This post is also available in: עברית (Hebrew)
If you are a manager of a company, you should know that it is already under attack. Though not your fault, this is certainly an issue you should know how to cope with and answer to. Although cyber security has many technical aspects, it is a business matter like anything else. This doesn’t mean you need to become a cyber expert today, but you will have to have employees that could guide you and direct you through this critical matter.
Many cyber attacks against organizations are possible due to careless maintenance of the information security system. Such behaviour usually occurs since there are “more pressing things to do”, but not necessarily more important ones. Ignoring the relevancy of cyber security to your organization is failing in organizational risk management.

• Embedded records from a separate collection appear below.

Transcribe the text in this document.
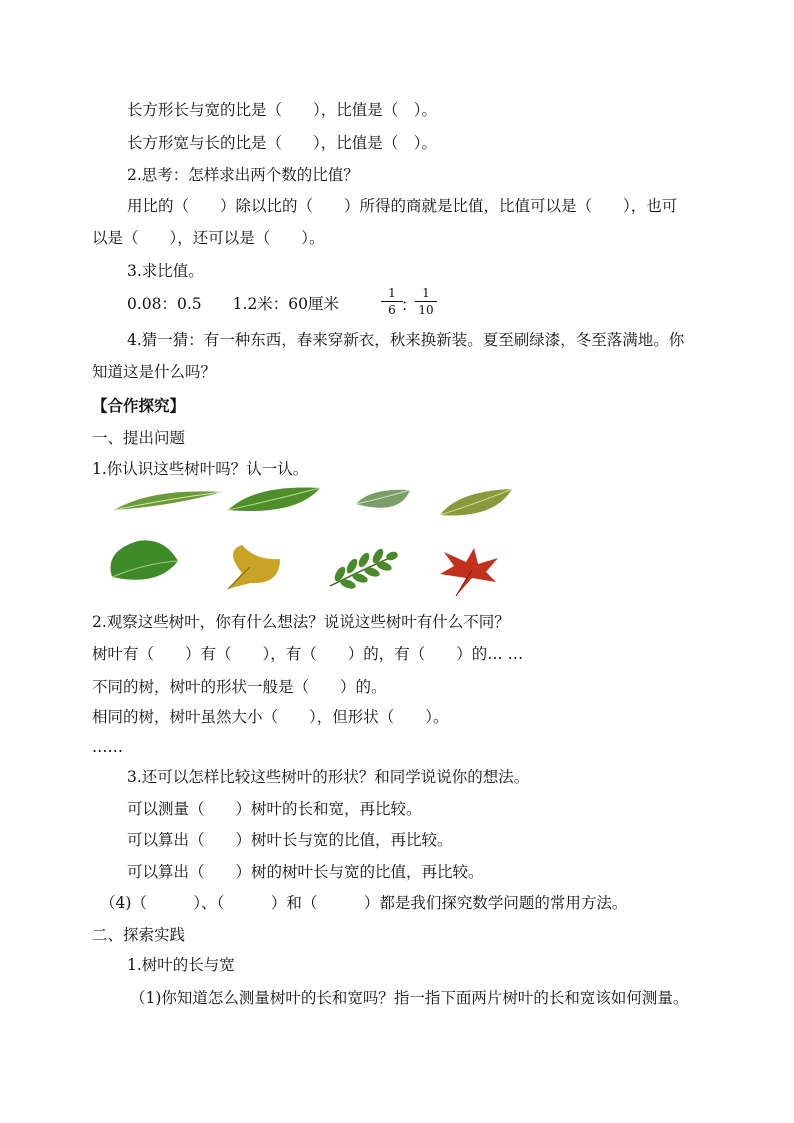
长方形长与宽的比是（　　），比值是（　）。
长方形宽与长的比是（　　），比值是（　）。
2.思考：怎样求出两个数的比值？
用比的（　　）除以比的（　　）所得的商就是比值，比值可以是（　　），也可
以是（　　），还可以是（　　）。
3.求比值。
0.08：0.5　　1.2米：60厘米
1
6 ：
1
10
4.猜一猜：有一种东西，春来穿新衣，秋来换新装。夏至刷绿漆，冬至落满地。你
知道这是什么吗？
【合作探究】
一、提出问题
1.你认识这些树叶吗？认一认。
2.观察这些树叶，你有什么想法？说说这些树叶有什么不同？
树叶有（　　）有（　　），有（　　）的，有（　　）的… …
不同的树，树叶的形状一般是（　　）的。
相同的树，树叶虽然大小（　　），但形状（　　）。
……
3.还可以怎样比较这些树叶的形状？和同学说说你的想法。
可以测量（　　）树叶的长和宽，再比较。
可以算出（　　）树叶长与宽的比值，再比较。
可以算出（　　）树的树叶长与宽的比值，再比较。
（4)（　　　）、（　　　）和（　　　）都是我们探究数学问题的常用方法。
二、探索实践
1.树叶的长与宽
（1)你知道怎么测量树叶的长和宽吗？指一指下面两片树叶的长和宽该如何测量。
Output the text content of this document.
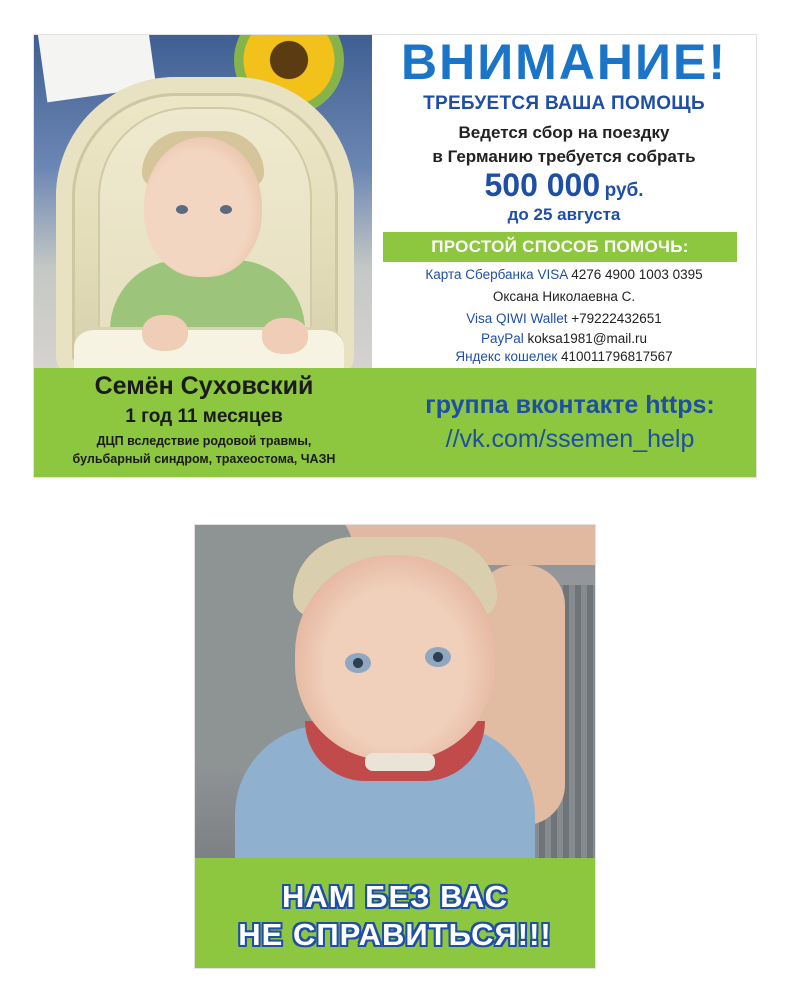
ВНИМАНИЕ!
ТРЕБУЕТСЯ ВАША ПОМОЩЬ
Ведется сбор на поездку
в Германию требуется собрать
500 000 руб.
до 25 августа
ПРОСТОЙ СПОСОБ ПОМОЧЬ:
Карта Сбербанка VISA 4276 4900 1003 0395
Оксана Николаевна С.
Visa QIWI Wallet +79222432651
PayPal koksa1981@mail.ru
Яндекс кошелек 410011796817567
Семён Суховский
1 год 11 месяцев
ДЦП вследствие родовой травмы,
бульбарный синдром, трахеостома, ЧАЗН
группа вконтакте https:
//vk.com/ssemen_help
НАМ БЕЗ ВАС
НЕ СПРАВИТЬСЯ!!!
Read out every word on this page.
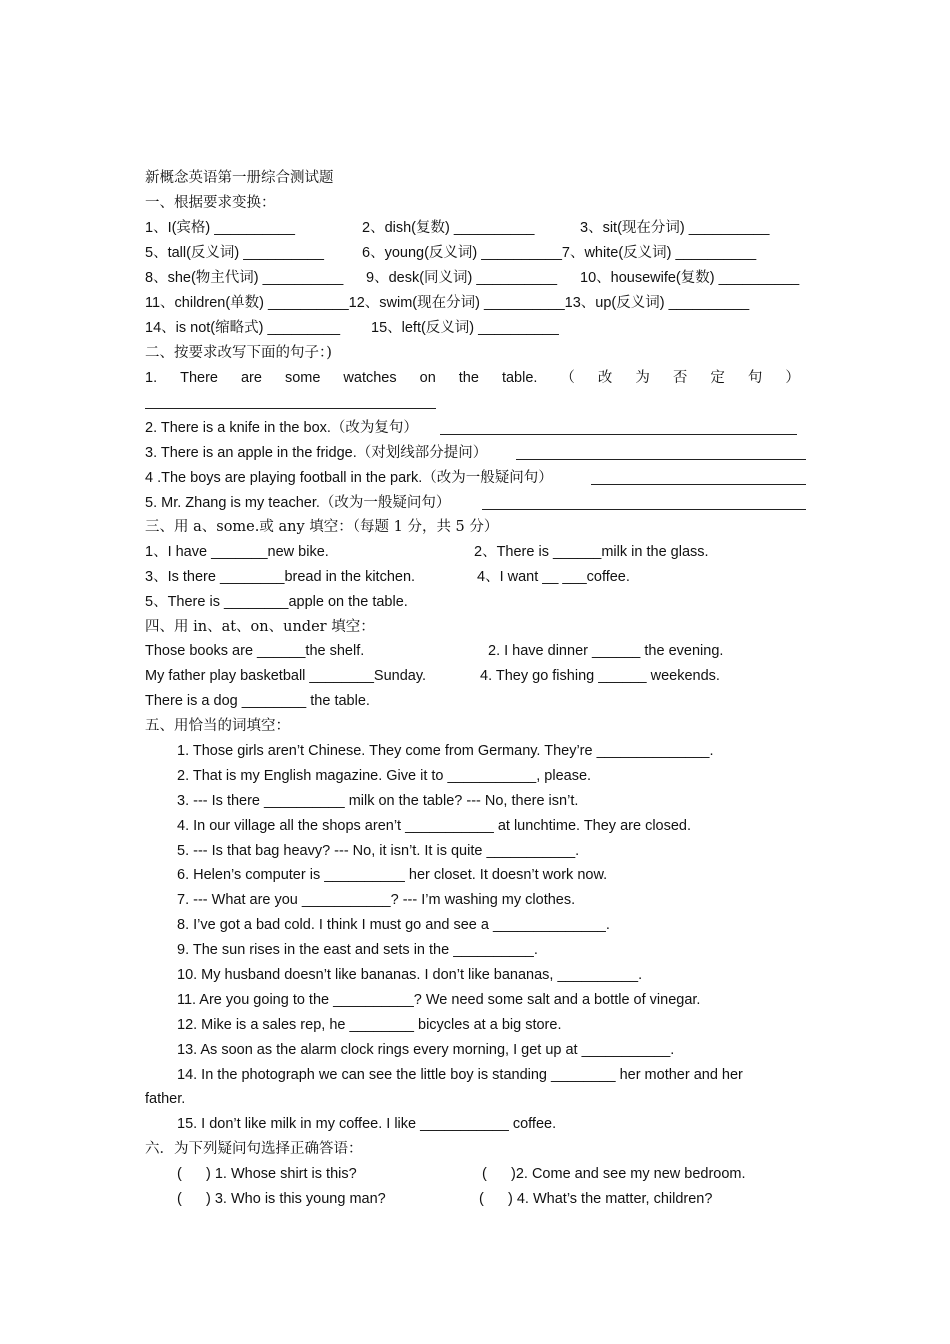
新概念英语第一册综合测试题
一、根据要求变换：
1、I(宾格) __________	2、dish(复数) __________	3、sit(现在分词) __________
5、tall(反义词) __________	6、young(反义词) __________7、white(反义词) __________
8、she(物主代词) __________ 9、desk(同义词) __________ 10、housewife(复数) __________
11、children(单数) __________12、swim(现在分词) __________13、up(反义词) __________
14、is not(缩略式) _________ 15、left(反义词) __________
二、按要求改写下面的句子：)
1. There are some watches on the table. （ 改 为 否 定 句 ）
2. There is a knife in the box.（改为复句）
3. There is an apple in the fridge.（对划线部分提问）
4 .The boys are playing football in the park.（改为一般疑问句）
5. Mr. Zhang is my teacher.（改为一般疑问句）
三、用 a、some.或 any 填空：（每题 1 分，共 5 分）
1、I have _______new bike.	2、There is ______milk in the glass.
3、Is there ________bread in the kitchen.	4、I want __ ___coffee.
5、There is ________apple on the table.
四、用 in、at、on、under 填空：
Those books are ______the shelf.	2. I have dinner ______ the evening.
My father play basketball ________Sunday.	4. They go fishing ______ weekends.
There is a dog ________ the table.
五、用恰当的词填空：
1. Those girls aren’t Chinese. They come from Germany. They’re ______________.
2. That is my English magazine. Give it to ___________, please.
3. --- Is there __________ milk on the table? --- No, there isn’t.
4. In our village all the shops aren’t ___________ at lunchtime. They are closed.
5. --- Is that bag heavy? --- No, it isn’t. It is quite ___________.
6. Helen’s computer is __________ her closet. It doesn’t work now.
7. --- What are you ___________? --- I’m washing my clothes.
8. I’ve got a bad cold. I think I must go and see a ______________.
9. The sun rises in the east and sets in the __________.
10. My husband doesn’t like bananas. I don’t like bananas, __________.
11. Are you going to the __________? We need some salt and a bottle of vinegar.
12. Mike is a sales rep, he ________ bicycles at a big store.
13. As soon as the alarm clock rings every morning, I get up at ___________.
14. In the photograph we can see the little boy is standing ________ her mother and her
father.
15. I don’t like milk in my coffee. I like ___________ coffee.
六．为下列疑问句选择正确答语：
(      ) 1. Whose shirt is this?	(      )2. Come and see my new bedroom.
(      ) 3. Who is this young man?	(      ) 4. What’s the matter, children?
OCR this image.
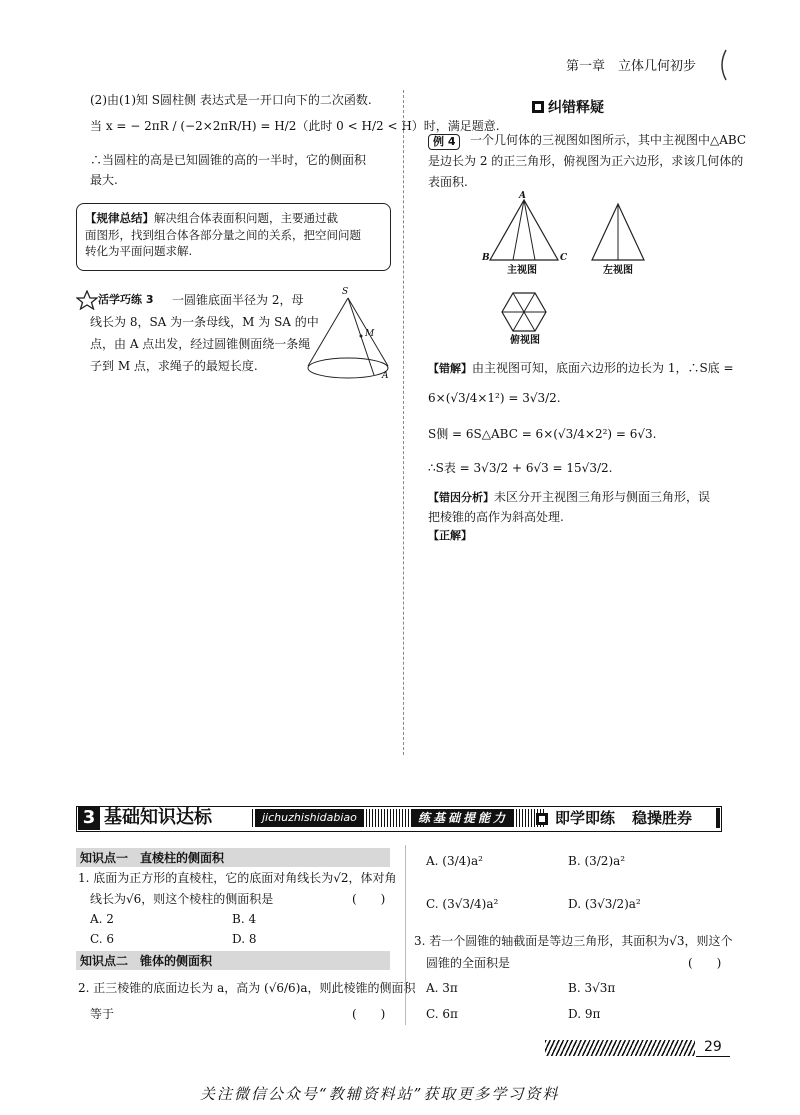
第一章　立体几何初步
(2)由(1)知 S圆柱侧 表达式是一开口向下的二次函数.
当 x = − 2πR / (−2×2πR/H) = H/2（此时 0 < H/2 < H）时，满足题意.
∴当圆柱的高是已知圆锥的高的一半时，它的侧面积
最大.
【规律总结】解决组合体表面积问题，主要通过截
面图形，找到组合体各部分量之间的关系，把空间问题
转化为平面问题求解.
活学巧练 3 一圆锥底面半径为 2，母
线长为 8，SA 为一条母线，M 为 SA 的中
点，由 A 点出发，经过圆锥侧面绕一条绳
子到 M 点，求绳子的最短长度.
S
M
A
纠错释疑
例 4	一个几何体的三视图如图所示，其中主视图中△ABC
是边长为 2 的正三角形，俯视图为正六边形，求该几何体的
表面积.
A
B	C
主视图	左视图
俯视图
【错解】由主视图可知，底面六边形的边长为 1，∴S底 =
6×(√3/4×1²) = 3√3/2.
S侧 = 6S△ABC = 6×(√3/4×2²) = 6√3.
∴S表 = 3√3/2 + 6√3 = 15√3/2.
【错因分析】未区分开主视图三角形与侧面三角形，误
把棱锥的高作为斜高处理.
【正解】
3 基础知识达标	jichuzhishidabiao	练基础提能力	即学即练 稳操胜券
知识点一　直棱柱的侧面积
1. 底面为正方形的直棱柱，它的底面对角线长为√2，体对角
线长为√6，则这个棱柱的侧面积是	(　　)
A. 2	B. 4
C. 6	D. 8
知识点二　锥体的侧面积
2. 正三棱锥的底面边长为 a，高为 (√6/6)a，则此棱锥的侧面积
等于	(　　)
A. (3/4)a²	B. (3/2)a²
C. (3√3/4)a²	D. (3√3/2)a²
3. 若一个圆锥的轴截面是等边三角形，其面积为√3，则这个
圆锥的全面积是	(　　)
A. 3π	B. 3√3π
C. 6π	D. 9π
29
关注微信公众号“教辅资料站”获取更多学习资料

From an inspection made in over 200 companies, it appears that asides from banks and a few more organizations, not many companies keep employees as Chief Inorfmation Security Officer (COSI). The significance of this find is that these companies have transferred handling this field to the information technology team or or relying on a third party.
There will always be urgent expenses and budget cuts that supposedly need to be dealt with beforehand, but not protecting valuable information from computer attacks, which are foreseeable, cannot be considered a practical mangement strategy in 2015. This is just the sort of trap the Office of Personnel Management has fallen into when it became the victim of a cyber attack due to improper maintenance of information system security. That attack exposed over 20 million cocfidential files belonging to former and current U.S. government employees.
Just as every organization knows the saying “Safety comes first”, there must be a way to increase the awareness of organizations to the risks following everyday use of the internet. It’s the same as driving the road, which makes you follow the rules and maintain your vehicle. Much the same, if you want to run an online business, you must be familiar with the risks and follow basic security rules of the field.